Certified Copy Review

Certified Copy
French art gallery owner pretends to be a long time wife of a man she has just met. Set in Tuscany, she leads him to the village of Lucignano.

by David Parkinson |
Published on
Release Date:

03 Sep 2010

Running Time:

106 minutes

Certificate:

15

Original Title:

Certified Copy

Impeccably photographed, philosophically provocative and mischievously rom-comic, Abbas Kiarostami’s non-Iranian bow is a simmering pastiche of bickering couple pictures from Roberto Rossellini’s Voyage To Italy to Richard Linklater’s Before Sunset.
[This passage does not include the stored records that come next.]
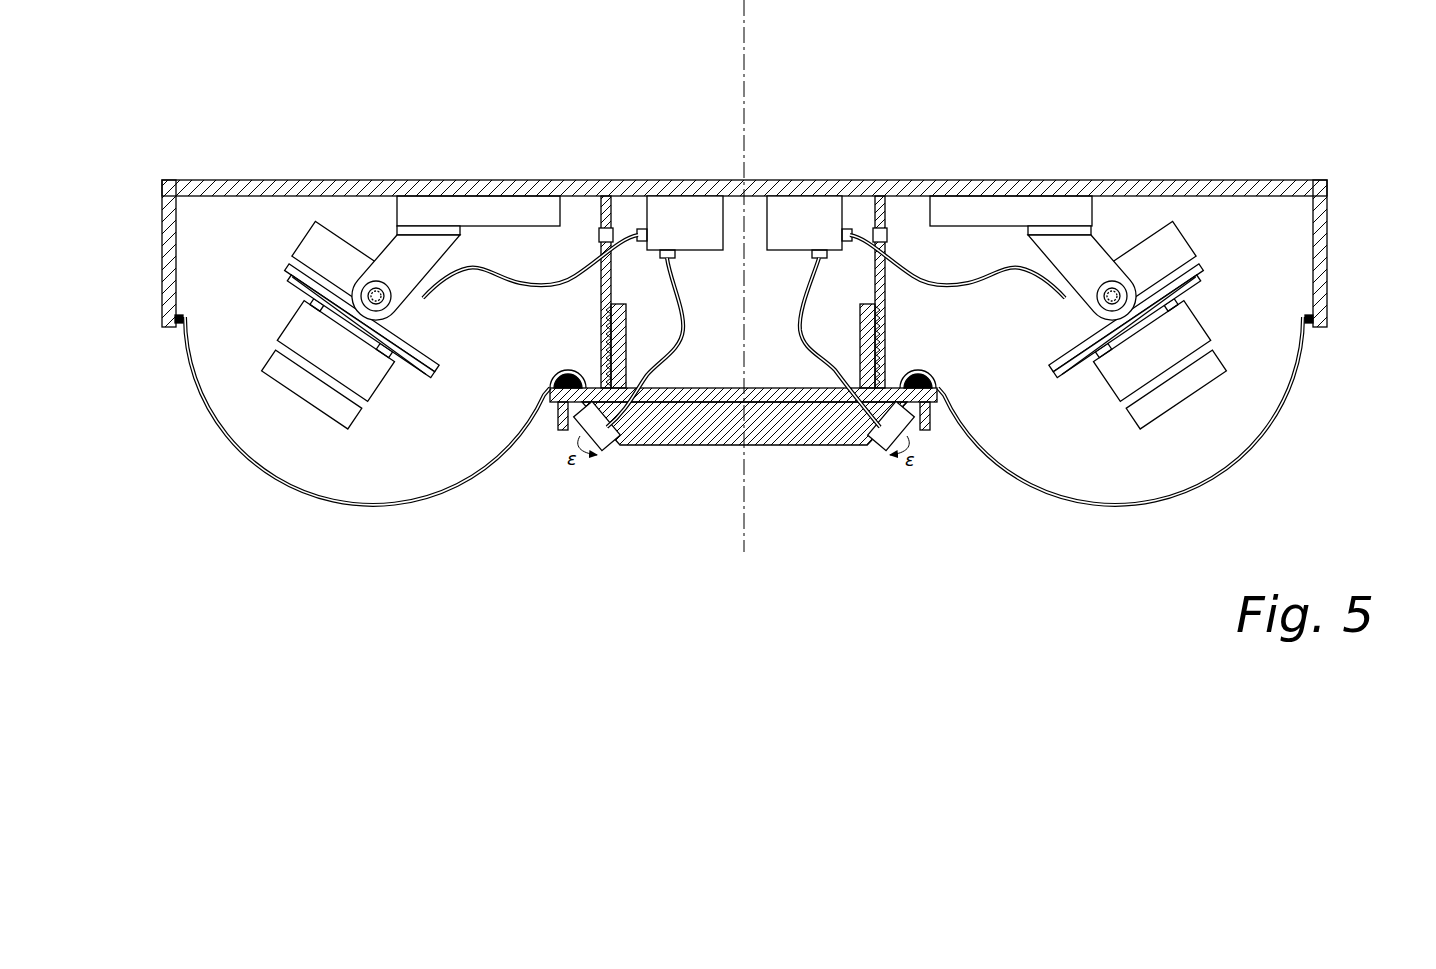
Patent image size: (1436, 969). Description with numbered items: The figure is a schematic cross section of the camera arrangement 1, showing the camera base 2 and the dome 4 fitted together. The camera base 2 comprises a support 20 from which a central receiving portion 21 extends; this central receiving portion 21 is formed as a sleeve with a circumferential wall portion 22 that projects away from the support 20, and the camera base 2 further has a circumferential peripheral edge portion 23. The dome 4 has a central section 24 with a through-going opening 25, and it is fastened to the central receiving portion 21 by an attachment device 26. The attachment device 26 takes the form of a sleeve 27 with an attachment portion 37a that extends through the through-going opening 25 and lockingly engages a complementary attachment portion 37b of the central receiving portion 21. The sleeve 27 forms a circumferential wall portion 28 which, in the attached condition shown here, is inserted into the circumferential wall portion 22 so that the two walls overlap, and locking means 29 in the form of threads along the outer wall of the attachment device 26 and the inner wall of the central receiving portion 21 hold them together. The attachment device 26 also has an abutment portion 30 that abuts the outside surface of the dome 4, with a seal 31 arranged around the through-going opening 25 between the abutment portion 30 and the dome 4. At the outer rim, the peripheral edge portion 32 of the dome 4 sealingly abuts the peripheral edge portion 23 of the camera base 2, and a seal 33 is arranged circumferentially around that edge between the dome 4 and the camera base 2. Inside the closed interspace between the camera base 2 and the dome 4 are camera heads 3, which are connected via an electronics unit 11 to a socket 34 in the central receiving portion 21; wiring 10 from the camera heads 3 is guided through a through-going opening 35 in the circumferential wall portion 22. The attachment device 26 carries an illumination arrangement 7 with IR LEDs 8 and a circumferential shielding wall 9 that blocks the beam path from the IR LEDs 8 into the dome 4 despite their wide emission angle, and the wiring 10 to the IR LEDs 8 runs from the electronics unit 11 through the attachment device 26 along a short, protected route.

The camera arrangement 1 is at (744, 102).
The camera base 2 is at (1353, 206).
The camera head 3 is at (1185, 326).
The dome 4 is at (1155, 460).
The illumination arrangement 7 is at (767, 445).
The IR LED 8 is at (874, 447).
The shielding wall 9 is at (928, 432).
The wiring 10 is at (1013, 264).
The electronics unit 11 is at (803, 202).
The support 20 is at (758, 192).
The central receiving portion 21 is at (744, 137).
The circumferential wall portion 22 is at (857, 194).
The peripheral edge portion 23 is at (1330, 286).
The central section 24 is at (840, 496).
The through-going opening 25 is at (857, 417).
The attachment device 26 is at (780, 332).
The sleeve 27 is at (867, 346).
The circumferential wall portion 28 is at (862, 348).
The locking means 29 is at (886, 366).
The abutment portion 30 is at (982, 450).
The seal 31 is at (933, 407).
The peripheral edge portion 32 is at (1303, 352).
The seal 33 is at (1327, 323).
The socket 34 is at (826, 197).
The through-going opening 35 is at (930, 259).
The attachment portion 37a is at (951, 346).
The complementary attachment portion 37b is at (882, 336).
Using mirrors and shifts of perspective to ensure that nothing is as it seems, Kiarostami sends English academic William Shimell and French antique dealer Juliette Binoche on a Sunday odyssey to the Tuscan hilltown of Lucignano, where they debate originality, authenticity and value while keeping the audience (and themselves) guessing about the nature of their relationship. The dialogue is a touch ripe in places, but the leads respond splendidly to Kiarostami’s playful mockery of the clichés sustaining both arthouse and mainstream film. A cineaste’s delight.

An exceptional film that plays with what is real and what is imagination. While exploring language and communication, this drama is both funny and intense.